EMILY BERGER

 

Emily Berger is an abstract painter who lives and works in Brooklyn, New York. She paints with intense and strong color and in black on wood panels. Her work is engaged at the intersection of gesture and structure, chance and control, openness and containment. She breaks up the linearity of horizontal bands with elisions and marks that stutter or glide, stopping and starting her hand and arm as she draws the brush across the surface in a kind of dance. Within the structure improvisation is key. The horizontal structure provides one kind of rhythmic movement while the marks create a syncopated pulse. The process is direct and immediate, unfolding in time. Revealed in the work are traces of revision, process and thought; the viewer can enter and share in the experience of the painter.

My paintings and drawings are based on a structure of repetitive and deliberate gesture that is intuitive but carefully considered. I brush, wipe, rub, and scrape, incorporating the color, texture and pattern of the paper or wood supports, concealing and revealing underlying layers in various states of transparency and solidity. I work with and against whatever happens as I work. The rhythm and variety of the bands of paint create movement, broken symmetry and light while a break in linearity with a series of irregular marks creates a contrapuntal pulse. Each painting is like a letter I write, or music composed. Within the structure improvisation in time is the key. The process of painting, incorporating the effects of chance, and the materiality of paint are most important to me. Variations and surprise are the elements that keep me going; time and memory are my subjects.

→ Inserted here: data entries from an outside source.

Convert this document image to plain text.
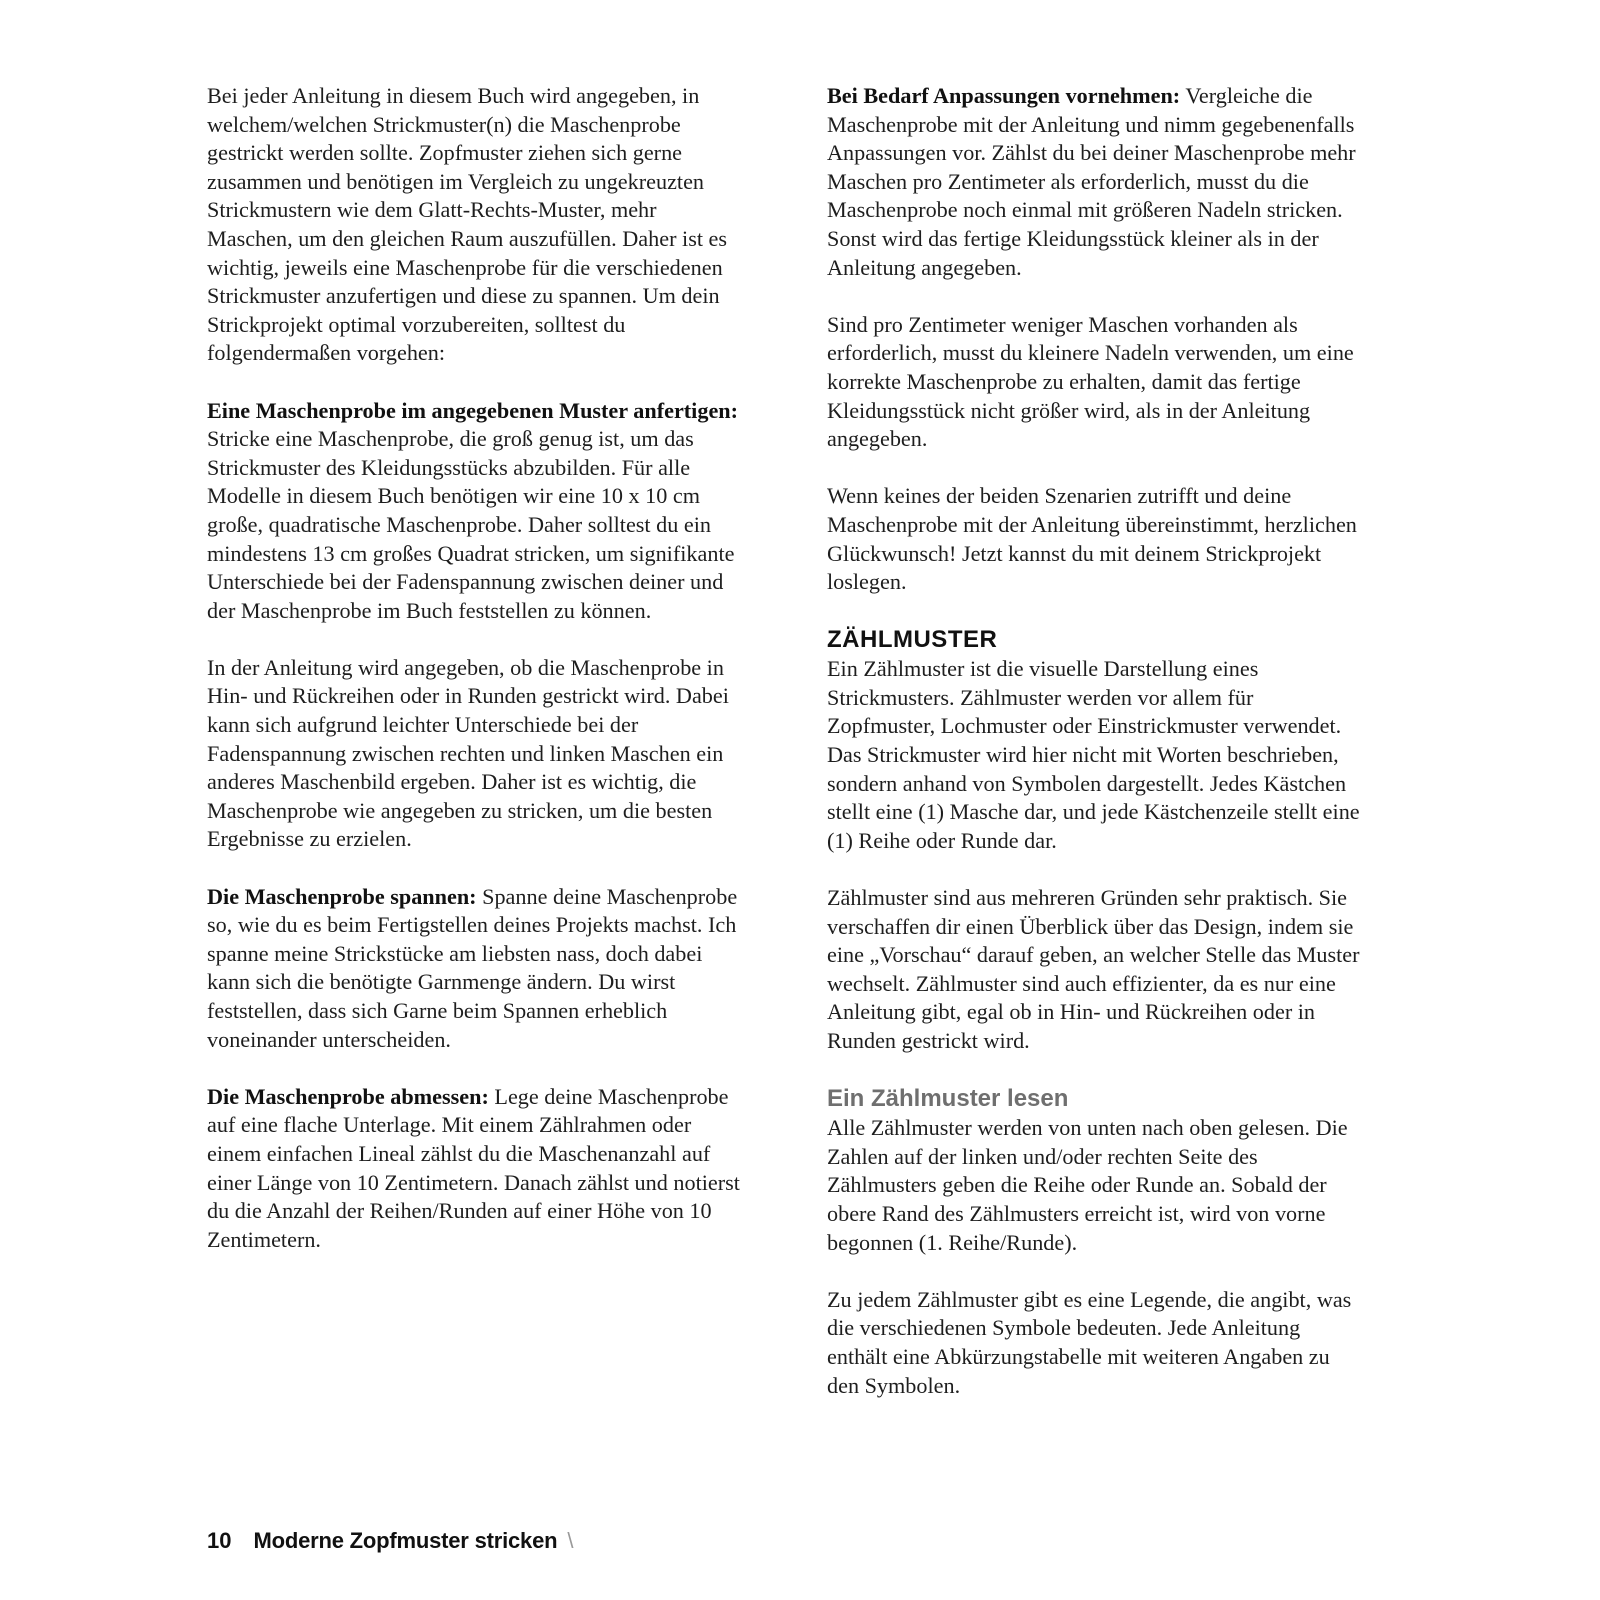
Bei jeder Anleitung in diesem Buch wird angegeben, in welchem/welchen Strickmuster(n) die Maschenprobe gestrickt werden sollte. Zopfmuster ziehen sich gerne zusammen und benötigen im Vergleich zu ungekreuzten Strickmustern wie dem Glatt-Rechts-Muster, mehr Maschen, um den gleichen Raum auszufüllen. Daher ist es wichtig, jeweils eine Maschenprobe für die verschiedenen Strickmuster anzufertigen und diese zu spannen. Um dein Strickprojekt optimal vorzubereiten, solltest du folgendermaßen vorgehen:

Eine Maschenprobe im angegebenen Muster anfertigen: Stricke eine Maschenprobe, die groß genug ist, um das Strickmuster des Kleidungsstücks abzubilden. Für alle Modelle in diesem Buch benötigen wir eine 10 x 10 cm große, quadratische Maschenprobe. Daher solltest du ein mindestens 13 cm großes Quadrat stricken, um signifikante Unterschiede bei der Fadenspannung zwischen deiner und der Maschenprobe im Buch feststellen zu können.

In der Anleitung wird angegeben, ob die Maschenprobe in Hin- und Rückreihen oder in Runden gestrickt wird. Dabei kann sich aufgrund leichter Unterschiede bei der Fadenspannung zwischen rechten und linken Maschen ein anderes Maschenbild ergeben. Daher ist es wichtig, die Maschenprobe wie angegeben zu stricken, um die besten Ergebnisse zu erzielen.

Die Maschenprobe spannen: Spanne deine Maschenprobe so, wie du es beim Fertigstellen deines Projekts machst. Ich spanne meine Strickstücke am liebsten nass, doch dabei kann sich die benötigte Garnmenge ändern. Du wirst feststellen, dass sich Garne beim Spannen erheblich voneinander unterscheiden.

Die Maschenprobe abmessen: Lege deine Maschenprobe auf eine flache Unterlage. Mit einem Zählrahmen oder einem einfachen Lineal zählst du die Maschenanzahl auf einer Länge von 10 Zentimetern. Danach zählst und notierst du die Anzahl der Reihen/Runden auf einer Höhe von 10 Zentimetern.

Bei Bedarf Anpassungen vornehmen: Vergleiche die Maschenprobe mit der Anleitung und nimm gegebenenfalls Anpassungen vor. Zählst du bei deiner Maschenprobe mehr Maschen pro Zentimeter als erforderlich, musst du die Maschenprobe noch einmal mit größeren Nadeln stricken. Sonst wird das fertige Kleidungsstück kleiner als in der Anleitung angegeben.

Sind pro Zentimeter weniger Maschen vorhanden als erforderlich, musst du kleinere Nadeln verwenden, um eine korrekte Maschenprobe zu erhalten, damit das fertige Kleidungsstück nicht größer wird, als in der Anleitung angegeben.

Wenn keines der beiden Szenarien zutrifft und deine Maschenprobe mit der Anleitung übereinstimmt, herzlichen Glückwunsch! Jetzt kannst du mit deinem Strickprojekt loslegen.

ZÄHLMUSTER

Ein Zählmuster ist die visuelle Darstellung eines Strickmusters. Zählmuster werden vor allem für Zopfmuster, Lochmuster oder Einstrickmuster verwendet. Das Strickmuster wird hier nicht mit Worten beschrieben, sondern anhand von Symbolen dargestellt. Jedes Kästchen stellt eine (1) Masche dar, und jede Kästchenzeile stellt eine (1) Reihe oder Runde dar.

Zählmuster sind aus mehreren Gründen sehr praktisch. Sie verschaffen dir einen Überblick über das Design, indem sie eine „Vorschau“ darauf geben, an welcher Stelle das Muster wechselt. Zählmuster sind auch effizienter, da es nur eine Anleitung gibt, egal ob in Hin- und Rückreihen oder in Runden gestrickt wird.

Ein Zählmuster lesen

Alle Zählmuster werden von unten nach oben gelesen. Die Zahlen auf der linken und/oder rechten Seite des Zählmusters geben die Reihe oder Runde an. Sobald der obere Rand des Zählmusters erreicht ist, wird von vorne begonnen (1. Reihe/Runde).

Zu jedem Zählmuster gibt es eine Legende, die angibt, was die verschiedenen Symbole bedeuten. Jede Anleitung enthält eine Abkürzungstabelle mit weiteren Angaben zu den Symbolen.

10 Moderne Zopfmuster stricken \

Emily Berger lives and works in Brooklyn, New York. A graduate of Brown University, she received an MFA in painting from Columbia University, attended the Skowhegan School in Maine and has been awarded several art residency fellowships. Her work has been reviewed in several publications and is included in many private and public collections. Berger has been exhibited widely, including in exhibitions at the Museum of Modern Art in Bogota, Colombia, The Herbert F. Johnson Museum at Cornell University, and the National Academy Museum in New York City, which awarded her the John Hultberg Memorial Prize for Painting. She is included in the American Abstract Artists 75th Anniversary Print Portfolio, and Blurring Boundaries:The Women of American Abstract Artists, 1936-Present, currently traveling to university galleries and museums around the country. Solo exhibitions include Rhythm and Light at Walter Wickiser Gallery, New Paintings at Norte Maar gallery, and Marking Time at Scholes Street Studio in New York City. Recent two and three person exhibitions include Syncopation at Odetta Gallery and Side to Side, Three Ways at Key Projects, also in New York City.